There are people who sit still. There are people who do small things. And there is Marc Blumenthal who does the complete opposite of those people. Blumenthal has left a trail of success throughout Tampa Bay. From Intelladon to Tribridge to Florida Funders, Blumenthal has demonstrated versatility and consistency in leading and growing companies. His two current ventures are likely his most challenging. Florida Funders is a trailblazer. Aggregating a huge number of angel investors and filtering through dozens of capital hungry start-ups is a puzzle that changes daily. Each angel is an island unto themselves. Startups are like newborns and require similar care. Insert your own herding cats reference here, except make them tigers and set off some fire crackers. Perhaps the only thing more complex than managing that bag of relationships would be trying to organize the whole Tampa Bay entrepreneurial ecosystem. That brings us to Synapse. Now in its second year, Blumenthal and team are trying to accomplish something that has repelled those before them - to unite and organize Tampa Bay's innovators. The first summit was big and messy and fun. It stirred up the community and got people connecting. Moving in to year two, we're eager to see where Synapse leads us - the platform, the summit, the mission. Whatever it ends up being, it won't be still or small.

Years in St. Pete

36

Organizations involved in

Quite a few. I'm on the board of the University of South Florida College of Business, I'm on the board of the Tampa Bay Performing Arts Center, I'm involved in the Florida-Israeli Business Accelerator, Florida Funders, Tampa Bay Wave -- a lot of organizations. Sometimes I sit on the board and sometimes I just help whenever I can.

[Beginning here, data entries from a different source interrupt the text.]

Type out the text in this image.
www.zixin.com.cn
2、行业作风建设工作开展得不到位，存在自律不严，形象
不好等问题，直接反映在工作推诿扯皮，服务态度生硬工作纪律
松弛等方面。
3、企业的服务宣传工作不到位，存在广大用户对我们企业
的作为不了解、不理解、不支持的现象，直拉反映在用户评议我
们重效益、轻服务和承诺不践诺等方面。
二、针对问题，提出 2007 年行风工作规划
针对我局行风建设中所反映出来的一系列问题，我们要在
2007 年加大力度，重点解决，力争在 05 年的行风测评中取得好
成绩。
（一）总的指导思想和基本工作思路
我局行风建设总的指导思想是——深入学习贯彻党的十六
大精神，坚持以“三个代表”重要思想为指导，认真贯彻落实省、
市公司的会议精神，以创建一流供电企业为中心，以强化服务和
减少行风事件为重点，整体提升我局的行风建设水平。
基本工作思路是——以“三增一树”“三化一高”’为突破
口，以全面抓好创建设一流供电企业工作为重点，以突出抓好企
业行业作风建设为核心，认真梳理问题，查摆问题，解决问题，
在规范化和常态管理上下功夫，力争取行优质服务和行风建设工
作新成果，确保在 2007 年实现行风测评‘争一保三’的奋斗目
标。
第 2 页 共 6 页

What gets you out of bed every day?

I love doing whatever I can to help grow businesses, help entrepreneurs. Being in the world of Synapse and ecosystem development and Florida Funders as a venture capital firm, I get to look at dozens of early-stage companies a week. There's nothing like looking at committed, energetic, smart people who want to grow a business. It just keeps me completely fired up.

Why St. Pete?

The "why I got here" is interesting. I got here to go to college at the University of South Florida from New Jersey in 1983. The "why Tampa Bay" started there, but the "why did I stay, build my businesses, raise my children, and become a crazy proponent of the region" is because of everything that is really special about our great patch of land. Not only is it beautiful, but the people are beautiful. Sometimes people ask me, "What makes Tampa Bay so special?" and it almost always comes down to the nature of people. We are generally the nicest, most accessible, most helpful place that I have ever been.

What is one habit that you keep?

I wake up at 4:30 in the morning, and I read. At some point, by six, I'm on a bicycle doing a workout, or I'm working out with a trainer.

who are some people that influence you?

I'm influenced by a lot of people. I'm inspired by young entrepreneurs, I am in awe of my wife and my children. There's a lot of people who have come before me in this region, who have been laying the foundation of making this one of the best places to build a tech company. Guys like Tony DiBenedetto, Steve McDonald, Tom Cardy, Tom Wallace, and the like who were early in building businesses and companies here and continue to give their time and their money. These people inspire me, as well as many others.

What is one piece of insight - a book, methodology, practice - that you would share with our readers?

My belief, I'm not sure from what book or when I learned it, but it's to always show up, play full-out, and leave a situation better than you left it. I'm not sure that that's a methodology, but it's something that I live by. No matter who I'm meeting with, no matter what the reason, if they need something I'm going to do what I can to meet it and I'm probably not going to go to bed that night until I've completed that task.

What is one thing you wish you knew about your work 3 years ago?

That's a great question. It was supposed to be part-time. This was supposed to be my semi-retirement. I wish I would have set my wife's expectations better, that I would be working longer and harder now than I did when I was building startups myself. But I don't know that I would change anything at all.

What’s next?

"Next" is more of the same. My two passions, the two things that I work at every day -- being Florida Funders and Synapse, our 501(c)(3) that I'm involved in, are really just beginning. Florida Funders is at the precipice of really becoming the preeminent, early-stage venture capital firm in the state of Florida in providing access side-by-side with institutional venture capital funds, giving accredited investors opportunities to invest in those deals. We have a long road ahead of us -- a good road -- but we're well on our way. That's another five to ten years of waking up every day and working at it. Synapse is just beginning. When someone is ready to take the baton and we've achieved the outcomes that we want -- where Florida is known as the great place to come and build a company or stay and do great, engaging work, and is known as well for innovation and company acceleration as it is for sunshine, beaches, and theme parks -- then maybe I'll ride off into the sunset.